A ditadura e a culinária

Numa certa época a minha escola procurou incentivar o interesse de seus alunos pela leitura de jornais. Então aos 8 ou 9 anos de idade (isso em 1982, 1983) começamos a vasculhar os periódicos para acharmos notícias interessantes que deveríamos apresentar para a classe caso nosso nome fosse sorteado. Hoje a idéia até parece boa, mas na época o resultado foi meio estranho. O problema é que não conseguíamos entender muita coisa do que estava escrito, talvez pela pouca idade ou por não ter o hábito de discutir o cotidiano. Eu raramente conseguia encontrar alguma coisa que me interessasse e me lembro bem da angústia que sentia ao me deparar com textos incompreensíveis. Por isso às vezes me socorria nas únicas tábuas de salvação que flutuavam no mar de palavras sem sentido: as receitas. Várias crianças faziam isso. A gente se reunia antes da aula e perguntava “o que você trouxe hoje?” “hoje, uma receita de brigadeiro e você?”“ ah, eu achei uma de cocada.” Como se encontrar receitas em jornais fosse a coisa mais normal do mundo! Os professores não falavam nada. Em casa nossos pais também não abriam o bico. Até tínhamos uma certa vergonha de apresentar receitas de bolo como notícia perante à classe toda, mas diante da dificuldade optávamos pelo comodismo de apenas seguir a única regra do jogo: se estava no jornal era notícia, portanto poderia ser usada.

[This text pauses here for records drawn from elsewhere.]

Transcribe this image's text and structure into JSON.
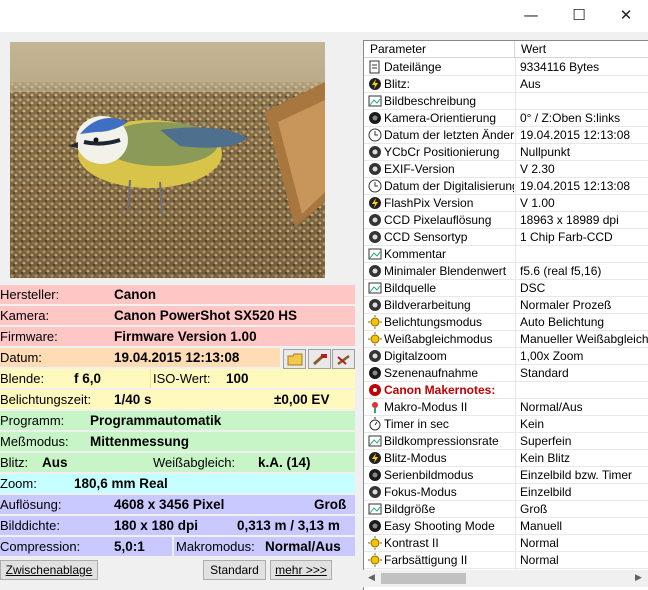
{
  "window": {
    "minimize_glyph": "—",
    "maximize_glyph": "☐",
    "close_glyph": "✕"
  },
  "info": {
    "hersteller_label": "Hersteller:",
    "hersteller_value": "Canon",
    "kamera_label": "Kamera:",
    "kamera_value": "Canon PowerShot SX520 HS",
    "firmware_label": "Firmware:",
    "firmware_value": "Firmware Version 1.00",
    "datum_label": "Datum:",
    "datum_value": "19.04.2015 12:13:08",
    "blende_label": "Blende:",
    "blende_value": "f 6,0",
    "iso_label": "ISO-Wert:",
    "iso_value": "100",
    "belichtung_label": "Belichtungszeit:",
    "belichtung_value": "1/40 s",
    "ev_value": "±0,00 EV",
    "programm_label": "Programm:",
    "programm_value": "Programmautomatik",
    "messmodus_label": "Meßmodus:",
    "messmodus_value": "Mittenmessung",
    "blitz_label": "Blitz:",
    "blitz_value": "Aus",
    "weiss_label": "Weißabgleich:",
    "weiss_value": "k.A. (14)",
    "zoom_label": "Zoom:",
    "zoom_value": "180,6 mm Real",
    "aufloesung_label": "Auflösung:",
    "aufloesung_value": "4608 x 3456 Pixel",
    "groesse_value": "Groß",
    "dichte_label": "Bilddichte:",
    "dichte_value": "180 x 180 dpi",
    "dichte_metric": "0,313 m / 3,13 m",
    "compression_label": "Compression:",
    "compression_value": "5,0:1",
    "makro_label": "Makromodus:",
    "makro_value": "Normal/Aus"
  },
  "buttons": {
    "zwischenablage": "Zwischenablage",
    "standard": "Standard",
    "mehr": "mehr >>>"
  },
  "table": {
    "headers": [
      "Parameter",
      "Wert"
    ],
    "rows": [
      {
        "icon": "file-icon",
        "param": "Dateilänge",
        "value": "9334116 Bytes"
      },
      {
        "icon": "flash-icon",
        "param": "Blitz:",
        "value": "Aus"
      },
      {
        "icon": "image-icon",
        "param": "Bildbeschreibung",
        "value": ""
      },
      {
        "icon": "camera-icon",
        "param": "Kamera-Orientierung",
        "value": "0° / Z:Oben S:links"
      },
      {
        "icon": "clock-icon",
        "param": "Datum der letzten Änder...",
        "value": "19.04.2015 12:13:08"
      },
      {
        "icon": "gear-icon",
        "param": "YCbCr Positionierung",
        "value": "Nullpunkt"
      },
      {
        "icon": "gear-icon",
        "param": "EXIF-Version",
        "value": "V 2.30"
      },
      {
        "icon": "clock-icon",
        "param": "Datum der Digitalisierung",
        "value": "19.04.2015 12:13:08"
      },
      {
        "icon": "flash-icon",
        "param": "FlashPix Version",
        "value": "V 1.00"
      },
      {
        "icon": "gear-icon",
        "param": "CCD Pixelauflösung",
        "value": "18963 x 18989 dpi"
      },
      {
        "icon": "gear-icon",
        "param": "CCD Sensortyp",
        "value": "1 Chip Farb-CCD"
      },
      {
        "icon": "image-icon",
        "param": "Kommentar",
        "value": ""
      },
      {
        "icon": "gear-icon",
        "param": "Minimaler Blendenwert",
        "value": "f5.6 (real f5,16)"
      },
      {
        "icon": "image-icon",
        "param": "Bildquelle",
        "value": "DSC"
      },
      {
        "icon": "gear-icon",
        "param": "Bildverarbeitung",
        "value": "Normaler Prozeß"
      },
      {
        "icon": "sun-icon",
        "param": "Belichtungsmodus",
        "value": "Auto Belichtung"
      },
      {
        "icon": "sun-icon",
        "param": "Weißabgleichmodus",
        "value": "Manueller Weißabgleich"
      },
      {
        "icon": "gear-icon",
        "param": "Digitalzoom",
        "value": "1,00x Zoom"
      },
      {
        "icon": "camera-icon",
        "param": "Szenenaufnahme",
        "value": "Standard"
      },
      {
        "icon": "canon-icon",
        "param": "Canon Makernotes:",
        "value": "",
        "section": true
      },
      {
        "icon": "flower-icon",
        "param": "Makro-Modus II",
        "value": "Normal/Aus"
      },
      {
        "icon": "timer-icon",
        "param": "Timer in sec",
        "value": "Kein"
      },
      {
        "icon": "image-icon",
        "param": "Bildkompressionsrate",
        "value": "Superfein"
      },
      {
        "icon": "flash-icon",
        "param": "Blitz-Modus",
        "value": "Kein Blitz"
      },
      {
        "icon": "camera-icon",
        "param": "Serienbildmodus",
        "value": "Einzelbild bzw. Timer"
      },
      {
        "icon": "gear-icon",
        "param": "Fokus-Modus",
        "value": "Einzelbild"
      },
      {
        "icon": "image-icon",
        "param": "Bildgröße",
        "value": "Groß"
      },
      {
        "icon": "camera-icon",
        "param": "Easy Shooting Mode",
        "value": "Manuell"
      },
      {
        "icon": "sun-icon",
        "param": "Kontrast II",
        "value": "Normal"
      },
      {
        "icon": "sun-icon",
        "param": "Farbsättigung II",
        "value": "Normal"
      }
    ]
  }
}
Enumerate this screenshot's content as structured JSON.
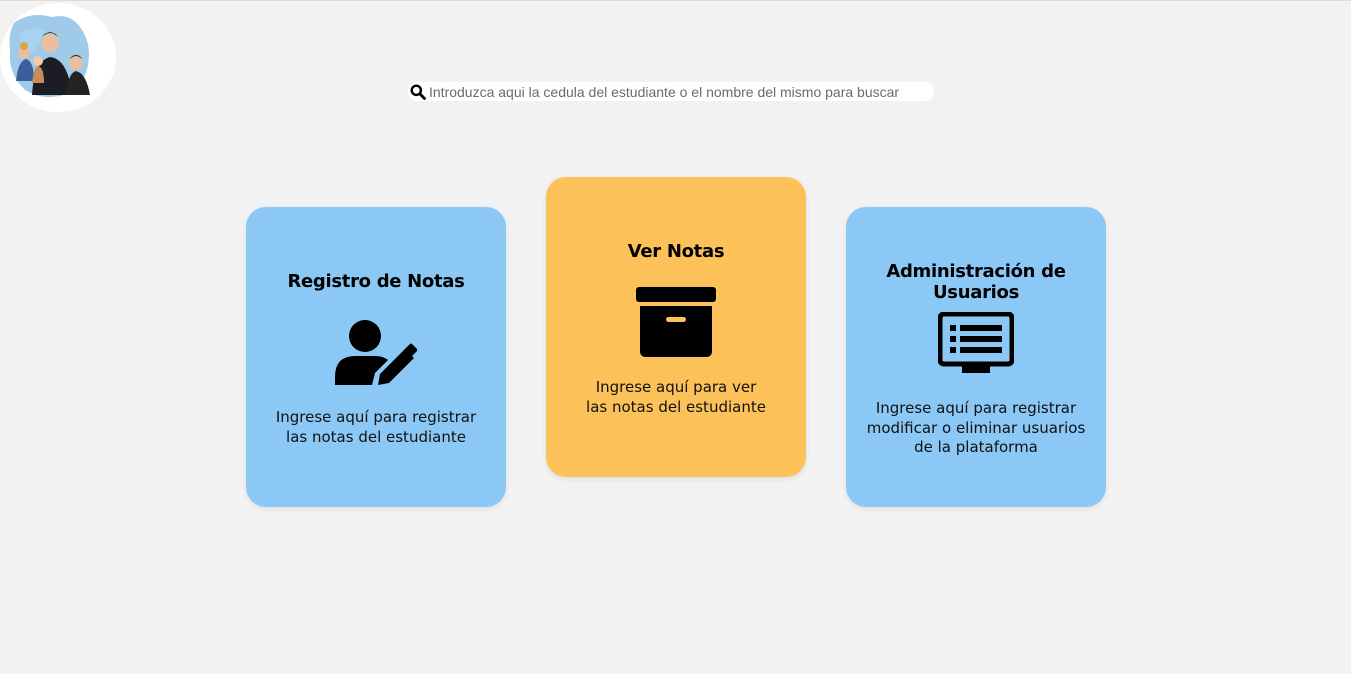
{
  "search": {
    "placeholder": "Introduzca aqui la cedula del estudiante o el nombre del mismo para buscar",
    "icon": "search-icon"
  },
  "colors": {
    "background": "#f2f2f2",
    "card_blue": "#8bc8f5",
    "card_orange": "#fdc159"
  },
  "cards": [
    {
      "title": "Registro de Notas",
      "description": "Ingrese aquí para registrar\nlas notas del estudiante",
      "icon": "user-edit-icon"
    },
    {
      "title": "Ver Notas",
      "description": "Ingrese aquí para ver\nlas notas del estudiante",
      "icon": "archive-box-icon"
    },
    {
      "title": "Administración de Usuarios",
      "description": "Ingrese aquí para registrar\nmodificar o eliminar usuarios\nde la plataforma",
      "icon": "monitor-list-icon"
    }
  ]
}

Eu nunca mais pensei sobre isso e tinha esquecido essa história, até quando, já grande, li que na época da ditadura os jornais publicavam receitas no lugar de matérias que tinham sido censuradas. Só então entendi porque existiam tantas receitas espalhadas nos jornais! Me senti tão boba, ingênua, enganada, alienada!
Hoje até brinco que de repente meu amor pela culinária começou alí, mas na verdade sinto tristeza ao lembrar de fatos como esse. Por isso faço votos para que os brasileiros valorizem a liberdade de expressão e queiram que as receitas façam parte apenas dos cadernos de gastronomia dos nossos jornais!